On the liability side, and similar to global Islamic finance practices, products include saving accounts based on wadi’a and mudaraba, current accounts based on wadi’a and time deposits based on mudarabah mutlaqa or muqayyada, with the only exception of deposits based on tawarruq.

Products in Indonesian Islamic banking industry

Exhibit 2 highlights some of the products offered by Indonesian Islamic banks. As the nature of the Islamic banking industry in Indonesia is focused upon real-sector development and Islamic microfinancing, the most saleable products in Indonesia are micro and SME financing as well as cooperative financing. The interest of many Islamic banking stakeholders is on Gold Pawning Syariah as this product is currently worth IDR 7 trillion and set to achieve IDR 8 trillion by the end of 2011.

Regulatory Challenges for Product development in Indonesia

Two major challenges faced by Indonesian Islamic banks in developing innovative Shari’a-compliant products are as follows:

  1. As the Bank Indonesia and the National Shari’a Council are independent bodies, there are differences be- tween the two as to what constitutes Shari’a compliant. When the National Shari’a Council approves the product, it does not necessarily mean that Bank Indonesia will concur, and vice versa. As a result, this leads to a lengthy process for Islamic banks in launching their products and services to the market.

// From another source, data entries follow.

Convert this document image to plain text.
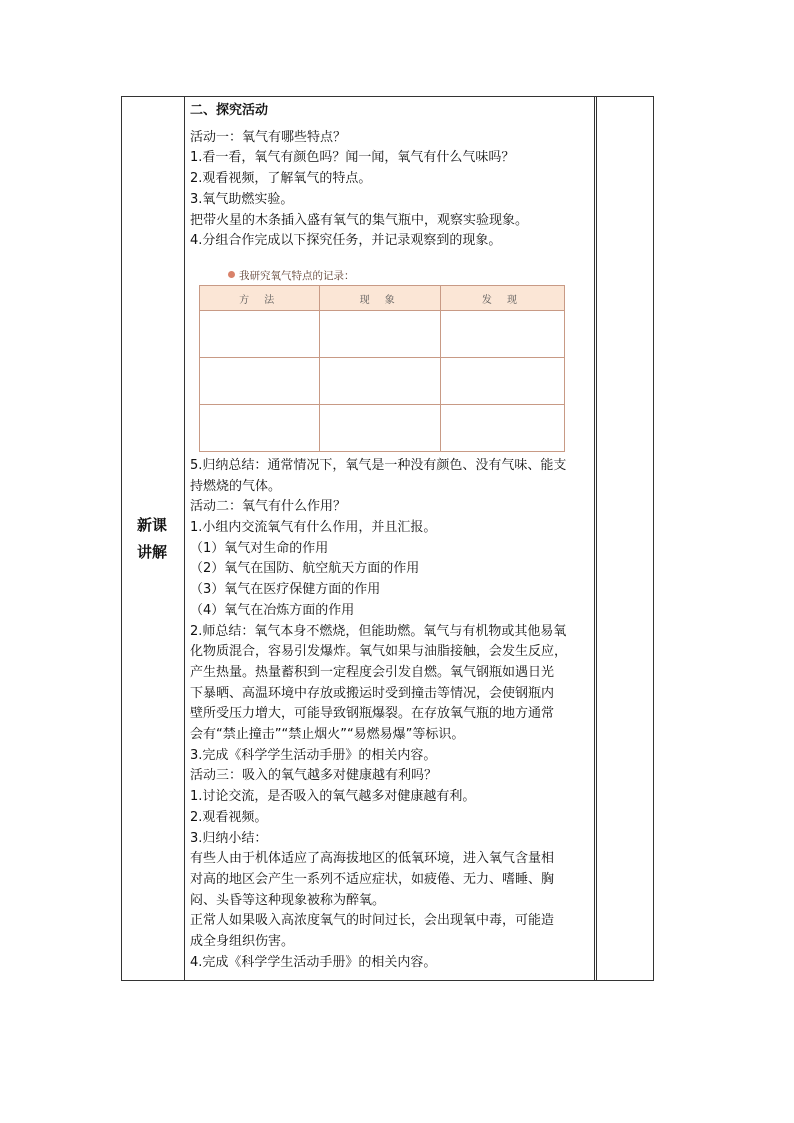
新课
讲解
二、探究活动
活动一：氧气有哪些特点？
1.看一看，氧气有颜色吗？闻一闻，氧气有什么气味吗？
2.观看视频，了解氧气的特点。
3.氧气助燃实验。
把带火星的木条插入盛有氧气的集气瓶中，观察实验现象。
4.分组合作完成以下探究任务，并记录观察到的现象。
5.归纳总结：通常情况下，氧气是一种没有颜色、没有气味、能支
持燃烧的气体。
活动二：氧气有什么作用？
1.小组内交流氧气有什么作用，并且汇报。
（1）氧气对生命的作用
（2）氧气在国防、航空航天方面的作用
（3）氧气在医疗保健方面的作用
（4）氧气在冶炼方面的作用
2.师总结：氧气本身不燃烧，但能助燃。氧气与有机物或其他易氧
化物质混合，容易引发爆炸。氧气如果与油脂接触，会发生反应，
产生热量。热量蓄积到一定程度会引发自燃。氧气钢瓶如遇日光
下暴晒、高温环境中存放或搬运时受到撞击等情况，会使钢瓶内
壁所受压力增大，可能导致钢瓶爆裂。在存放氧气瓶的地方通常
会有“禁止撞击”“禁止烟火”“易燃易爆”等标识。
3.完成《科学学生活动手册》的相关内容。
活动三：吸入的氧气越多对健康越有利吗？
1.讨论交流，是否吸入的氧气越多对健康越有利。
2.观看视频。
3.归纳小结：
有些人由于机体适应了高海拔地区的低氧环境，进入氧气含量相
对高的地区会产生一系列不适应症状，如疲倦、无力、嗜睡、胸
闷、头昏等这种现象被称为醉氧。
正常人如果吸入高浓度氧气的时间过长，会出现氧中毒，可能造
成全身组织伤害。
4.完成《科学学生活动手册》的相关内容。
我研究氧气特点的记录：
方 法	现 象	发 现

Indonesia may have the most fatwa issuances among the countries operating Islamic banks, but the fatwas do not discuss the detailed business operation models that are allowed by the National Shari’a Council. The fatwa merely utilises the Islamic sources (Qur’an & Sunnah) to legalise, authenticate and provide the general guiding principles for the products’ Shari’a permissibility. The absence of a detailed business operation mode in the fatwa issuance process creates un- certainty for Islamic banks in structuring and executing the products within the Shari’a parameters stipulated by the National Shari’a Council.

The way forward

In order to build coordinated Shari’a linkages between Bank Indonesia and the National Shari’a Council, it is expedient to incorporate a Shari’a committee into the DPbS of Bank Indonesia, that represents the views of the National Shari’a Council. This Shari’a Council incorporation can specifically deal with Shari’a framework development, Shari’a issues related to Bank Indonesia’s regulations, and of course product approval for new products proposed by Islamic banks. An in-house Shari’a Council within a central bank has been successfully implemented in Malaysia whereby the Shari’a Advisory Council (SAC) was incorporated under Bank Negara Malaysia’s (BNM) governance and has been given the highest authority to deal with Shari’a matters and activities for Islamic banking finance and takaful development. Hence, incorporation of a Shari’a Committee under Bank Indonesia’s governance could smoothen the process of product approval for Islamic banks and assist them in launching their new products into the market since only a single product approval, will be required rather than two product approvals. The Accounting and Auditing Organization for Islamic Financial Institution (AAOIFI) Shari’a standards is a great example of how Shari’a standards can be derived by considering all aspects of the product development process, from fatwa issuance to bank execution. Hence, AAOIFI Shari’a standards can be used as a benchmark for the National Shari’a Council to develop the ‘best practices standard’ for Islamic banks in conducting their Shari’a business in Indonesia. It is recommended also that there should be a working committee or a task force in the National  Shari’a Council, which includes Islamic banking practitioners and economists to fuse banking practices and objectives with Shari’a prescriptions. This will assist in the improvement of the fatwa issuance process and align it with the Shari’a business model so that the fatwa is developed in a more holistic manner.